If your engineers are not predominantly using agents to code, then get them to ship $5k - $10k of tokens’ worth of features first as this is simply a lack of familiarity.

If your team does have that experience, adjust the parameters in the reviewing agent for which PRs require human escalation. Don’t let perfection be the enemy of progress. Avoid limiting where agents can work, e.g. to “leaf” work (e.g. code without downstream callers, like the leaves on the branches of a tree.) Some of the best agent-suggested-and-implemented refactors for us have been on core functionality.

Design & taste arguments - “What if it ships things that don’t meet our bar for design?” Great design is all about trade-offs, restraint, and in many situations, good taste - but with a little experimentation these things can be encoded with good context. Here’s a great example by designer Tommy Geoco.

What I’ve found in practice is that AI is fantastic at the “customer feedback -> incremental fix” loop and the “product analytics -> incremental feature” loop. These marginal gains are the product: design is how it works. They’re also just boring for any actual designer to solve.

The features it ships also make brilliant prototypes. It’s shipped ideas that I’d considered but ruled out and found I liked them better as a user. A couple of features I’ve unshipped, and a couple I’ve liked but tweaked.

It can be hard to let go as a designer - this thing feels like your portfolio, your vision. The truth is many users just want functionality, not a concept car. Notion has great design but it also ships relentlessly. The best teams don’t gatekeep design, they let everyone ship.

Deployment

The pathway to deployment is: Inspiration, Functioning Demo, Low-stakes deployment. As with all org changes, recruit allies before you announce sweeping changes and projects that could make people feel anxious about their job security.

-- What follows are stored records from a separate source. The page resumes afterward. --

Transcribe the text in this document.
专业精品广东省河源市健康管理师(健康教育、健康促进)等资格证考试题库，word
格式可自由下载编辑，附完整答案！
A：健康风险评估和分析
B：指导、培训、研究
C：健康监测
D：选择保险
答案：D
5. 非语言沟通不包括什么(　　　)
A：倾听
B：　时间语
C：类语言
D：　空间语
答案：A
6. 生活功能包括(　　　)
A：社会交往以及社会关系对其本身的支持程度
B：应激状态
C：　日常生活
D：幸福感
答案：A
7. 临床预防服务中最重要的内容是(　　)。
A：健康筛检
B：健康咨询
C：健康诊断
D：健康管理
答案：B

Here’s how it played out for us:

Inspiration: an Anthropic Code with Claude conference where I was able to see demos of Self-Learning and Long Horizon agents (agents pulling from a task board). I was familiar with Anthropic’s Managed Agents but hadn’t quite clocked how powerful they were until the conference.
Functional demo: one bank holiday Monday I built an open-source self-managing-codebase with the AI Engineer in it. If you are a Type-A executive, making time for innovation spikes like this will feel like a distraction from your current goals, but this is where the real breakthroughs come. Chess Grandmaster Joshua Waitzkin once remarked that one of the mistakes he made in his training strategy was being overly focussed on likely-to-occur board positions - the best insights came from exploring broadly.
Low-stakes deployment: we had no plans to deploy this in our product Versey, but a few days later we found ourselves wondering if we should hire another junior developer to handle distracting, low-level work. Following Shopify’s internal rule “Don’t hire until you’ve tried AI”, I set up the AI engineer instead. The Versey product is also in a place where I was satisfied that the possible downside was acceptable.

If you’re still unsure, think probabilistically about the relative upside (cheap, near-unlimited junior development work once you add in spend controls) versus a reversible and capped downside, which at least in our “n of 1” case in practice hasn’t manifested.

Second, baseline your fault tolerance against actual humans, not perfection. To err is human; to forgive, divine.

If you’re still struggling with loss aversion, read Software Has Bugs. This Is Normal by DHH. For me it was like a Zen Koan that, when I finally understood it, helped me build significantly better products.

Going live

Logic be damned: the first night that I left the agents shipping overnight, I was up until 2am wracked with anxiety.

Come morning the app was fine. Then our finance guy pinged me: the agent had burned through $2400 of tokens! My implementation was using the most expensive Claude model for all sorts of trivial tasks such as gathering observability data and driving the browser to get screenshots. Such is the cost of progress.

Daily token cost chart showing a sudden spike to ~$1.6k and ~$800 over two days

Set up spend controls, and as we’ve done, add a triage system that routes different requests to different models depending on the requirement.